In all fairness to her, she was really trying her best to explain to me what Retrograde Amnesia was all about, so I nodded my head at her explanation and as a matter of fact I actually understood what she said.

“So, can I still remember my lost memories?” I asked her drawling on my words. I was actually quite conscious that I’d show her how ignorant I actually was.

Her smile was forced, I could tell because it looked like she was biting her cheeks from the inside and the look in her eyes had pity written all over its greenness, and in that moment I could actually tell what she was about to say next.

“Usually, from the patients I had before, they weren’t able to remember those memories at all. Actually, events that happened nearest to the cause of the memory loss is almost always never recovered,” Doctor Martin replied and God I never knew it was possible to lose hope until now.

My face fell at what I heard and his face was the first thing that came to my mind, the face that reminded me of a bitter cold Winter we never experienced, yet deep down inside was a heart resembling a warm and blooming summer, so loving and caring and bright. My heart was close to breaking and I was sorry, I was so sorry that I failed him, and most importantly I failed myself.  

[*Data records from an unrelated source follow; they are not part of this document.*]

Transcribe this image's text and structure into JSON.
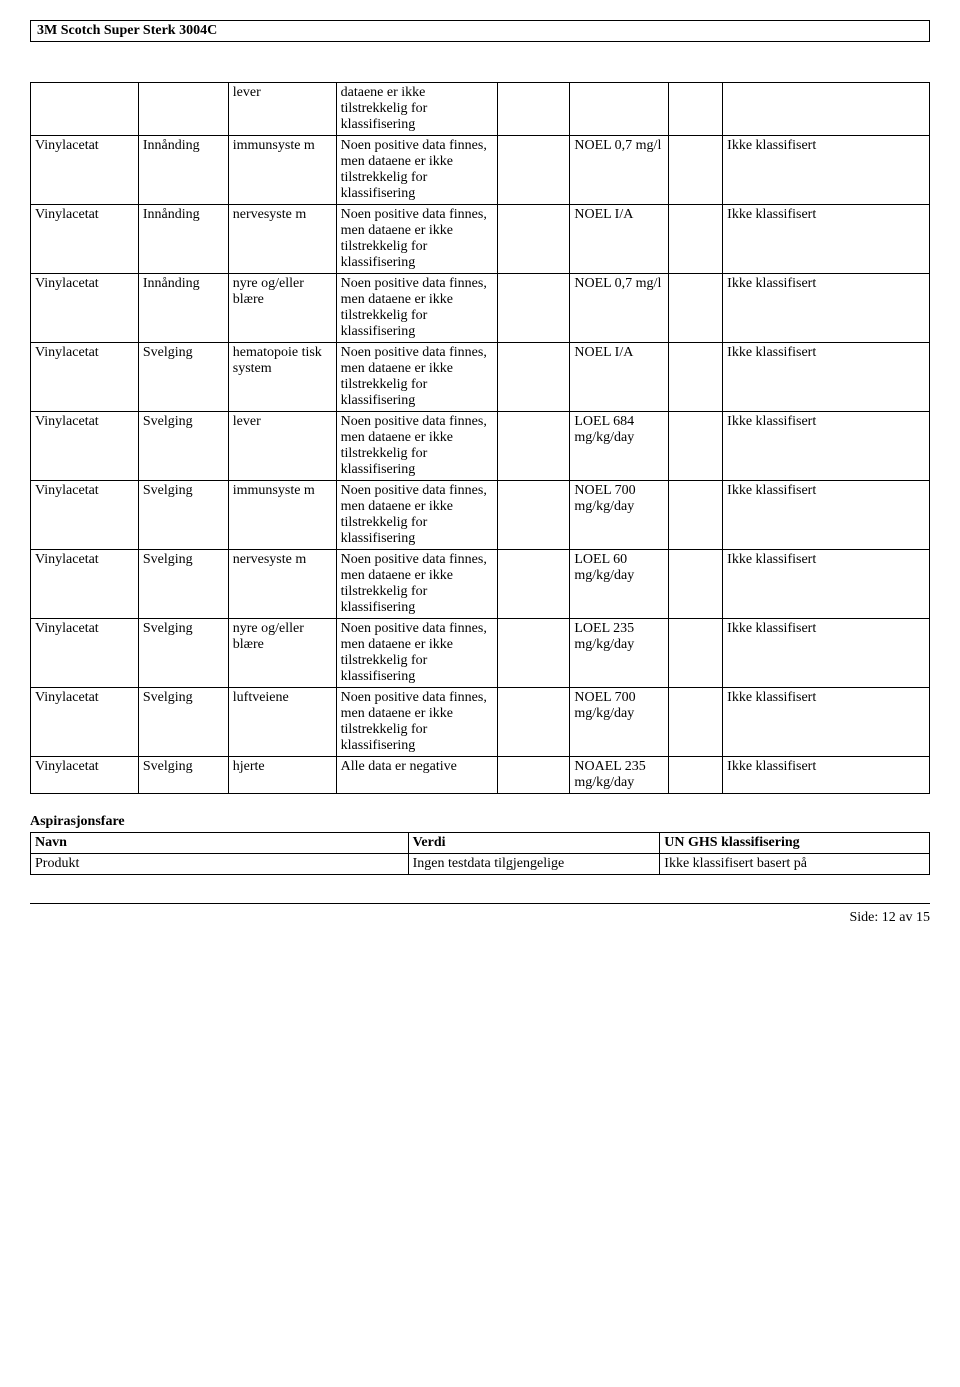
{
  "doc_title": "3M Scotch Super Sterk 3004C",
  "main_table": {
    "rows": [
      {
        "c1": "",
        "c2": "",
        "c3": "lever",
        "c4": "dataene er ikke tilstrekkelig for klassifisering",
        "c5": "",
        "c6": "",
        "c7": "",
        "c8": ""
      },
      {
        "c1": "Vinylacetat",
        "c2": "Innånding",
        "c3": "immunsyste\nm",
        "c4": "Noen positive data finnes, men dataene er ikke tilstrekkelig for klassifisering",
        "c5": "",
        "c6": "NOEL 0,7 mg/l",
        "c7": "",
        "c8": "Ikke klassifisert"
      },
      {
        "c1": "Vinylacetat",
        "c2": "Innånding",
        "c3": "nervesyste\nm",
        "c4": "Noen positive data finnes, men dataene er ikke tilstrekkelig for klassifisering",
        "c5": "",
        "c6": "NOEL I/A",
        "c7": "",
        "c8": "Ikke klassifisert"
      },
      {
        "c1": "Vinylacetat",
        "c2": "Innånding",
        "c3": "nyre og/eller blære",
        "c4": "Noen positive data finnes, men dataene er ikke tilstrekkelig for klassifisering",
        "c5": "",
        "c6": "NOEL 0,7 mg/l",
        "c7": "",
        "c8": "Ikke klassifisert"
      },
      {
        "c1": "Vinylacetat",
        "c2": "Svelging",
        "c3": "hematopoie\ntisk system",
        "c4": "Noen positive data finnes, men dataene er ikke tilstrekkelig for klassifisering",
        "c5": "",
        "c6": "NOEL I/A",
        "c7": "",
        "c8": "Ikke klassifisert"
      },
      {
        "c1": "Vinylacetat",
        "c2": "Svelging",
        "c3": "lever",
        "c4": "Noen positive data finnes, men dataene er ikke tilstrekkelig for klassifisering",
        "c5": "",
        "c6": "LOEL 684 mg/kg/day",
        "c7": "",
        "c8": "Ikke klassifisert"
      },
      {
        "c1": "Vinylacetat",
        "c2": "Svelging",
        "c3": "immunsyste\nm",
        "c4": "Noen positive data finnes, men dataene er ikke tilstrekkelig for klassifisering",
        "c5": "",
        "c6": "NOEL 700 mg/kg/day",
        "c7": "",
        "c8": "Ikke klassifisert"
      },
      {
        "c1": "Vinylacetat",
        "c2": "Svelging",
        "c3": "nervesyste\nm",
        "c4": "Noen positive data finnes, men dataene er ikke tilstrekkelig for klassifisering",
        "c5": "",
        "c6": "LOEL 60 mg/kg/day",
        "c7": "",
        "c8": "Ikke klassifisert"
      },
      {
        "c1": "Vinylacetat",
        "c2": "Svelging",
        "c3": "nyre og/eller blære",
        "c4": "Noen positive data finnes, men dataene er ikke tilstrekkelig for klassifisering",
        "c5": "",
        "c6": "LOEL 235 mg/kg/day",
        "c7": "",
        "c8": "Ikke klassifisert"
      },
      {
        "c1": "Vinylacetat",
        "c2": "Svelging",
        "c3": "luftveiene",
        "c4": "Noen positive data finnes, men dataene er ikke tilstrekkelig for klassifisering",
        "c5": "",
        "c6": "NOEL 700 mg/kg/day",
        "c7": "",
        "c8": "Ikke klassifisert"
      },
      {
        "c1": "Vinylacetat",
        "c2": "Svelging",
        "c3": "hjerte",
        "c4": "Alle data er negative",
        "c5": "",
        "c6": "NOAEL 235 mg/kg/day",
        "c7": "",
        "c8": "Ikke klassifisert"
      }
    ]
  },
  "aspiration": {
    "heading": "Aspirasjonsfare",
    "headers": [
      "Navn",
      "Verdi",
      "UN GHS klassifisering"
    ],
    "row": [
      "Produkt",
      "Ingen testdata tilgjengelige",
      "Ikke klassifisert basert på"
    ]
  },
  "footer": "Side: 12 av  15"
}
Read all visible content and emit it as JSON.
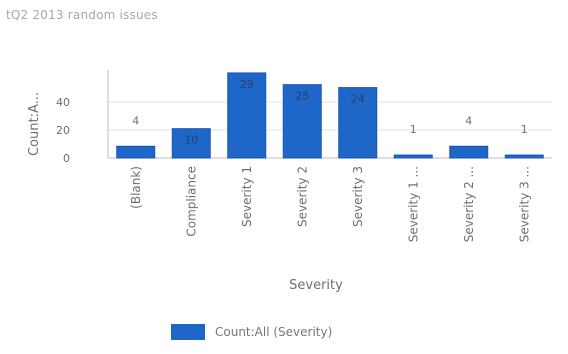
{
  "chart_data": {
    "type": "bar",
    "title": "tQ2 2013 random issues",
    "xlabel": "Severity",
    "ylabel": "Count:A...",
    "categories": [
      "(Blank)",
      "Compliance",
      "Severity 1",
      "Severity 2",
      "Severity 3",
      "Severity 1 ...",
      "Severity 2 ...",
      "Severity 3 ..."
    ],
    "series": [
      {
        "name": "Count:All (Severity)",
        "values": [
          4,
          10,
          29,
          25,
          24,
          1,
          4,
          1
        ],
        "data_labels": [
          "4",
          "10",
          "29",
          "25",
          "24",
          "1",
          "4",
          "1"
        ]
      }
    ],
    "yticks": [
      0,
      20,
      40
    ],
    "ylim": [
      0,
      30
    ],
    "grid": true,
    "legend_position": "bottom",
    "colors": {
      "bar": "#1f66c9",
      "bar_edge": "#1a56b0",
      "grid": "#e2e2e2",
      "axis": "#bdbdbd",
      "text": "#6f6f6f"
    }
  }
}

Doctor Martin studied my face like it was one of her samples sprawled on a Petri dish and studied under a microscope, “don’t worry, they say nothing’s impossible right? Maybe you could be the exception.”

I smiled at her attempt to cheer me up and thanked her for her time. I just don’t know what to do next now that I’ve uncovered the medical aspect of this gosh forsaken disease, and it sounded even worse than what I had in mind. 

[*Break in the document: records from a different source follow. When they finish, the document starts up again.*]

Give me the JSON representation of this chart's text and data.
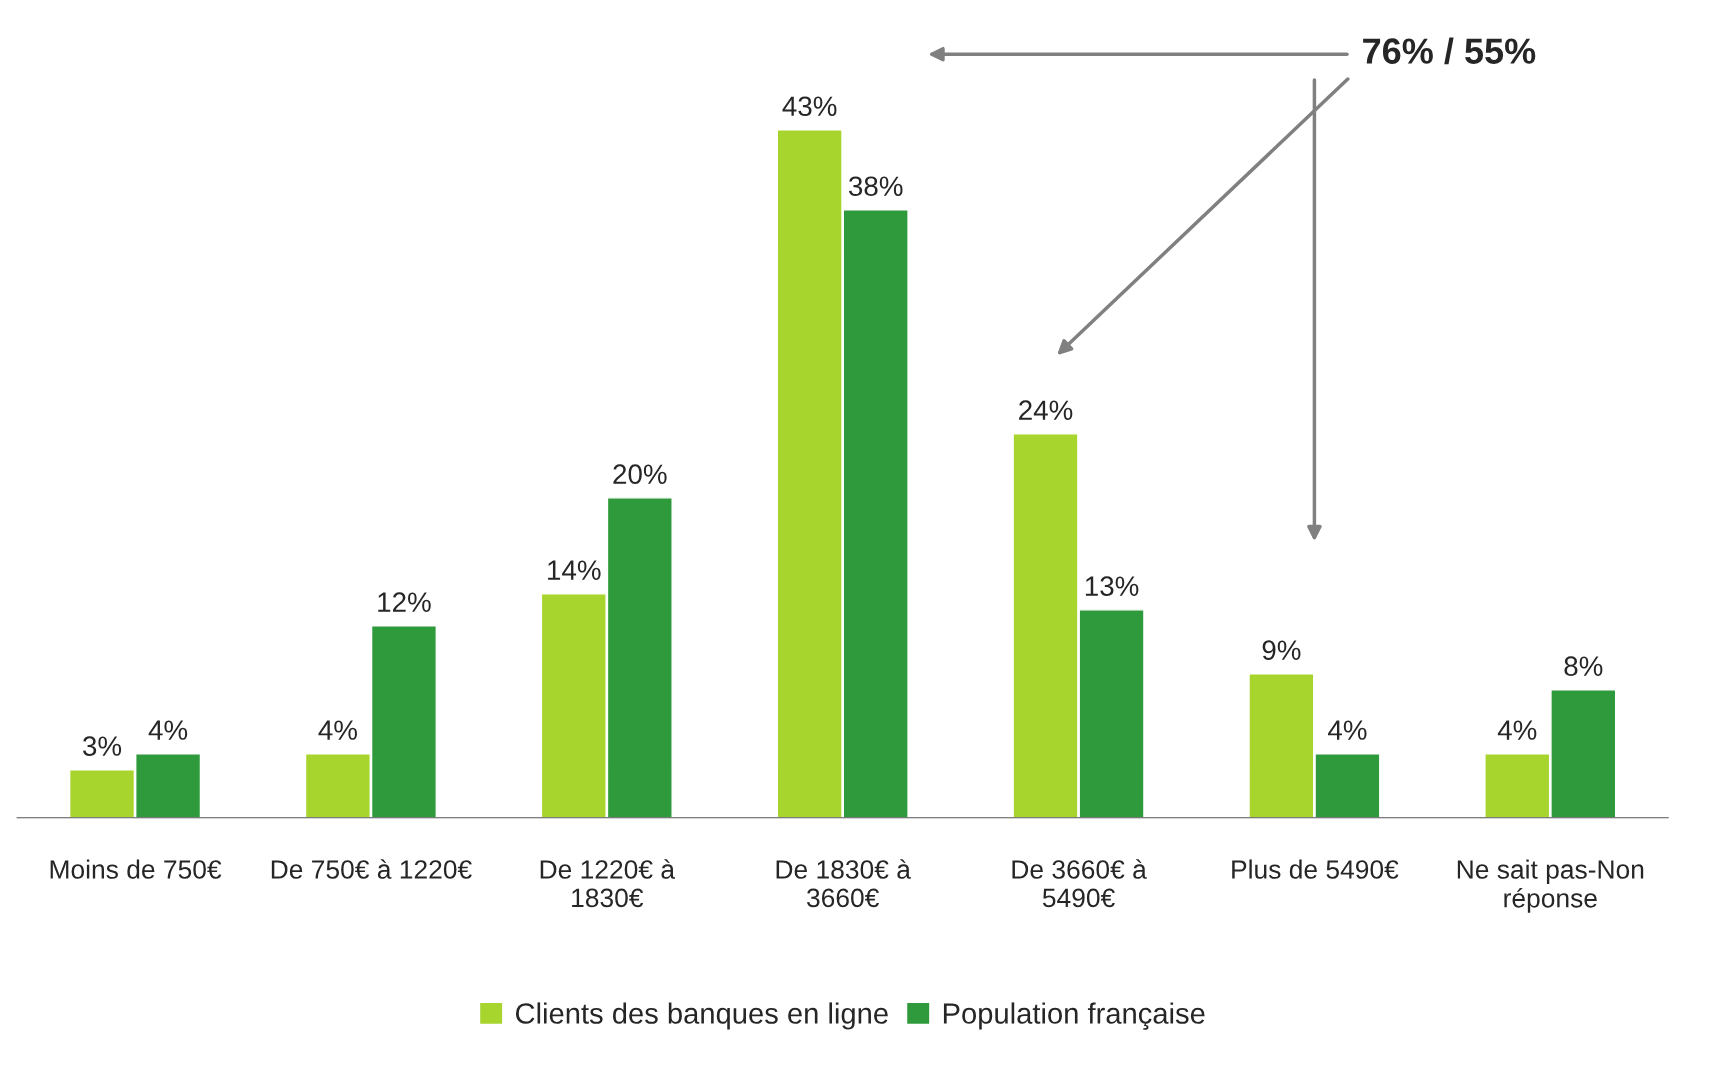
{
  "chart_data": {
    "type": "bar",
    "categories": [
      "Moins de 750€",
      "De 750€ à 1220€",
      "De 1220€ à\n1830€",
      "De 1830€ à\n3660€",
      "De 3660€ à\n5490€",
      "Plus de 5490€",
      "Ne sait pas-Non\nréponse"
    ],
    "series": [
      {
        "name": "Clients des banques en ligne",
        "color": "#a8d42e",
        "values": [
          3,
          4,
          14,
          43,
          24,
          9,
          4
        ],
        "value_labels": [
          "3%",
          "4%",
          "14%",
          "43%",
          "24%",
          "9%",
          "4%"
        ]
      },
      {
        "name": "Population française",
        "color": "#2f9a3c",
        "values": [
          4,
          12,
          20,
          38,
          13,
          4,
          8
        ],
        "value_labels": [
          "4%",
          "12%",
          "20%",
          "38%",
          "13%",
          "4%",
          "8%"
        ]
      }
    ],
    "annotations": [
      "76% / 55%"
    ],
    "legend": "bottom",
    "grid": false
  }
}
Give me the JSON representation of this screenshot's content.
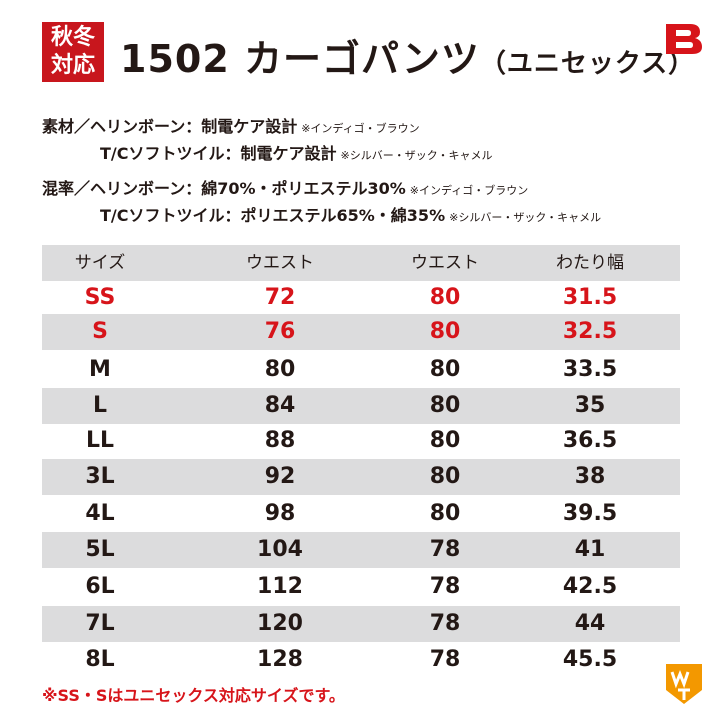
{
  "header": {
    "badge": [
      "秋冬",
      "対応"
    ],
    "title": "1502 カーゴパンツ",
    "subtitle": "（ユニセックス）"
  },
  "materials": [
    {
      "text": "素材／ヘリンボーン：制電ケア設計",
      "note": "※インディゴ・ブラウン"
    },
    {
      "text": "T/Cソフトツイル：制電ケア設計",
      "note": "※シルバー・ザック・キャメル"
    },
    {
      "text": "混率／ヘリンボーン：綿70%・ポリエステル30%",
      "note": "※インディゴ・ブラウン"
    },
    {
      "text": "T/Cソフトツイル：ポリエステル65%・綿35%",
      "note": "※シルバー・ザック・キャメル"
    }
  ],
  "table": {
    "columns": [
      "サイズ",
      "ウエスト",
      "ウエスト",
      "わたり幅"
    ],
    "rows": [
      [
        "SS",
        72,
        80,
        31.5
      ],
      [
        "S",
        76,
        80,
        32.5
      ],
      [
        "M",
        80,
        80,
        33.5
      ],
      [
        "L",
        84,
        80,
        35
      ],
      [
        "LL",
        88,
        80,
        36.5
      ],
      [
        "3L",
        92,
        80,
        38
      ],
      [
        "4L",
        98,
        80,
        39.5
      ],
      [
        "5L",
        104,
        78,
        41
      ],
      [
        "6L",
        112,
        78,
        42.5
      ],
      [
        "7L",
        120,
        78,
        44
      ],
      [
        "8L",
        128,
        78,
        45.5
      ]
    ]
  },
  "footnote": "※SS・Sはユニセックス対応サイズです。"
}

As I went out of her office, I saw Claude sitting on one of those metallic hospital chairs that seemed to be connected to one another by solid metal bars. He was holding a magazine in hand, something with an architectural structure on its front cover. I smiled at my brother, yep he’s going to study Architecture in college, I’m almost sure with that.

“So how did it go?” He asked as he looked up from his magazine.

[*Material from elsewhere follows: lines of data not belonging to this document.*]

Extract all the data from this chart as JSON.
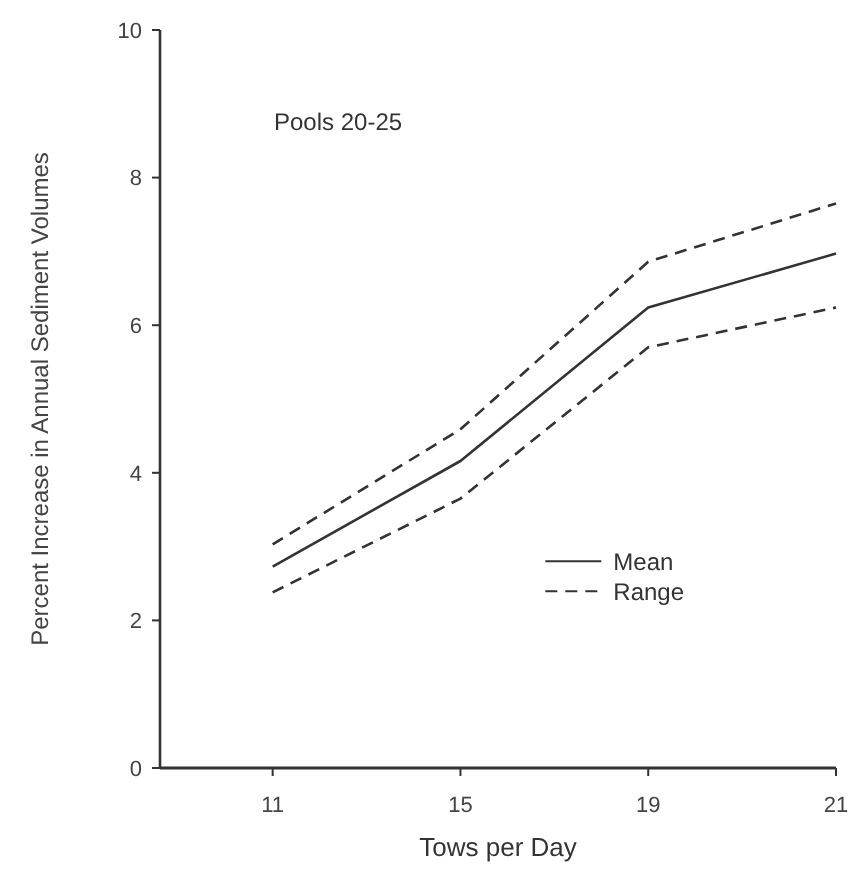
{
  "chart_data": {
    "type": "line",
    "xlabel": "Tows per Day",
    "ylabel": "Percent Increase in Annual Sediment Volumes",
    "annotations": [
      "Pools 20-25"
    ],
    "categories": [
      "11",
      "15",
      "19",
      "21"
    ],
    "ylim": [
      0,
      10
    ],
    "yticks": [
      0,
      2,
      4,
      6,
      8,
      10
    ],
    "grid": false,
    "legend": "bottom right",
    "marker": "none",
    "series": [
      {
        "name": "Mean",
        "color": "#333333",
        "line_style": "solid",
        "values": [
          2.73,
          4.16,
          6.24,
          6.97
        ]
      },
      {
        "name": "Range",
        "color": "#333333",
        "line_style": "dashed",
        "values": [
          3.03,
          4.59,
          6.86,
          7.65
        ]
      },
      {
        "color": "#333333",
        "line_style": "dashed",
        "values": [
          2.38,
          3.65,
          5.7,
          6.24
        ]
      }
    ]
  }
}
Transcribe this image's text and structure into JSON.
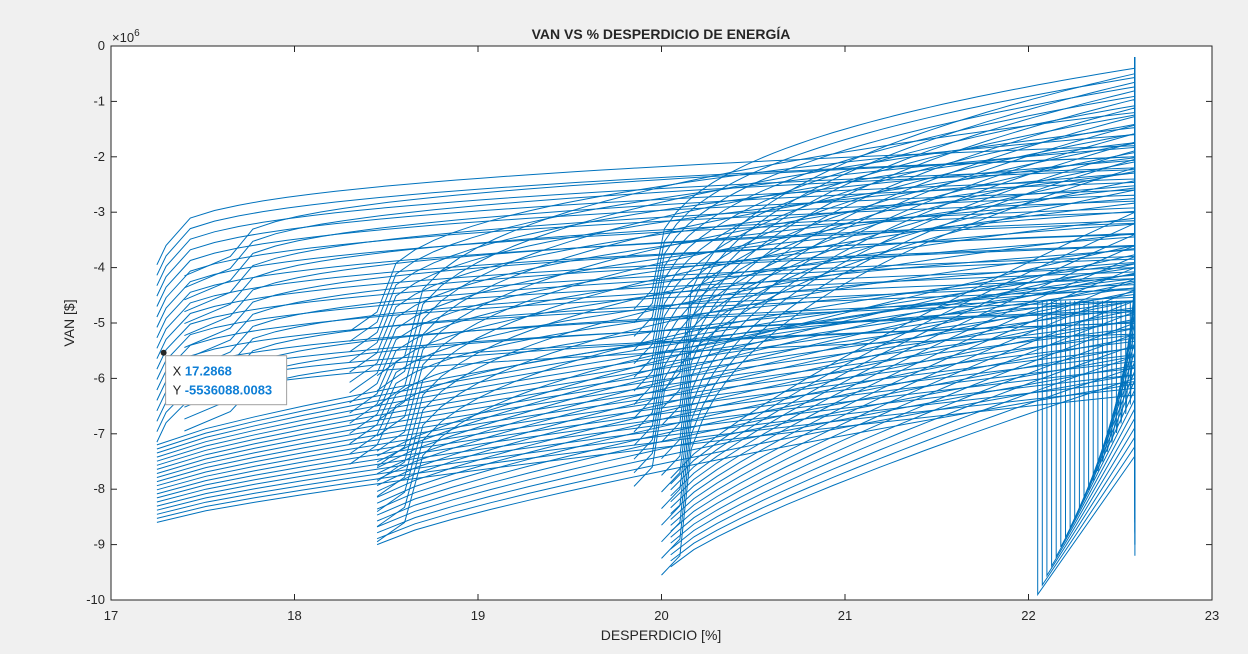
{
  "chart_data": {
    "type": "line",
    "title": "VAN VS % DESPERDICIO DE ENERGÍA",
    "xlabel": "DESPERDICIO [%]",
    "ylabel": "VAN [$]",
    "xlim": [
      17,
      23
    ],
    "ylim": [
      -10,
      0
    ],
    "exponent_label": "×10",
    "exponent_power": "6",
    "xticks": [
      "17",
      "18",
      "19",
      "20",
      "21",
      "22",
      "23"
    ],
    "yticks": [
      "0",
      "-1",
      "-2",
      "-3",
      "-4",
      "-5",
      "-6",
      "-7",
      "-8",
      "-9",
      "-10"
    ],
    "grid": false,
    "line_color": "#0072bd",
    "x_max": 22.58,
    "families": [
      {
        "x_start": 17.25,
        "x_knee": 17.3,
        "y_knee_range": [
          -6.8,
          -3.6
        ],
        "y_end_range": [
          -5.2,
          -1.8
        ],
        "count": 18
      },
      {
        "x_start": 17.4,
        "x_knee": 17.65,
        "y_knee_range": [
          -6.6,
          -3.8
        ],
        "y_end_range": [
          -5.0,
          -2.0
        ],
        "count": 14
      },
      {
        "x_start": 18.3,
        "x_knee": 18.45,
        "y_knee_range": [
          -7.2,
          -4.8
        ],
        "y_end_range": [
          -4.6,
          -1.6
        ],
        "count": 14
      },
      {
        "x_start": 18.45,
        "x_knee": 18.6,
        "y_knee_range": [
          -8.6,
          -5.6
        ],
        "y_end_range": [
          -4.2,
          -1.2
        ],
        "count": 12
      },
      {
        "x_start": 19.85,
        "x_knee": 19.95,
        "y_knee_range": [
          -7.6,
          -4.4
        ],
        "y_end_range": [
          -2.6,
          -0.4
        ],
        "count": 14
      },
      {
        "x_start": 20.0,
        "x_knee": 20.1,
        "y_knee_range": [
          -9.2,
          -5.9
        ],
        "y_end_range": [
          -2.2,
          -0.5
        ],
        "count": 12
      }
    ],
    "lower_families": [
      {
        "x_start": 17.25,
        "y_start_range": [
          -8.6,
          -7.2
        ],
        "y_end_range": [
          -6.3,
          -4.0
        ],
        "count": 20
      },
      {
        "x_start": 18.45,
        "y_start_range": [
          -9.0,
          -7.4
        ],
        "y_end_range": [
          -6.1,
          -3.6
        ],
        "count": 16
      },
      {
        "x_start": 20.05,
        "y_start_range": [
          -9.4,
          -7.8
        ],
        "y_end_range": [
          -6.0,
          -3.0
        ],
        "count": 16
      }
    ],
    "drop_family": {
      "x_range": [
        22.05,
        22.58
      ],
      "y_bottom_range": [
        -9.9,
        -6.3
      ],
      "count": 22
    },
    "datatip": {
      "x": 17.2868,
      "y": -5.5360880083,
      "x_key": "X",
      "y_key": "Y",
      "x_label": "17.2868",
      "y_label": "-5536088.0083"
    }
  }
}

I didn’t expect to get all teary-eyed at his question but I just ran to him and he understandingly wrapped me in his embrace. I tried to stifle my cry but it was too late, tears were starting to fall on his shoulders.

“There there sis,” he said as he ran his fingers through my hair, “it’s okay, you’ll recover soon.”

I snorted at that as I pulled away from him, “she said there’s a huge possibility that I won’t be able to remember the memories I’ve lost.”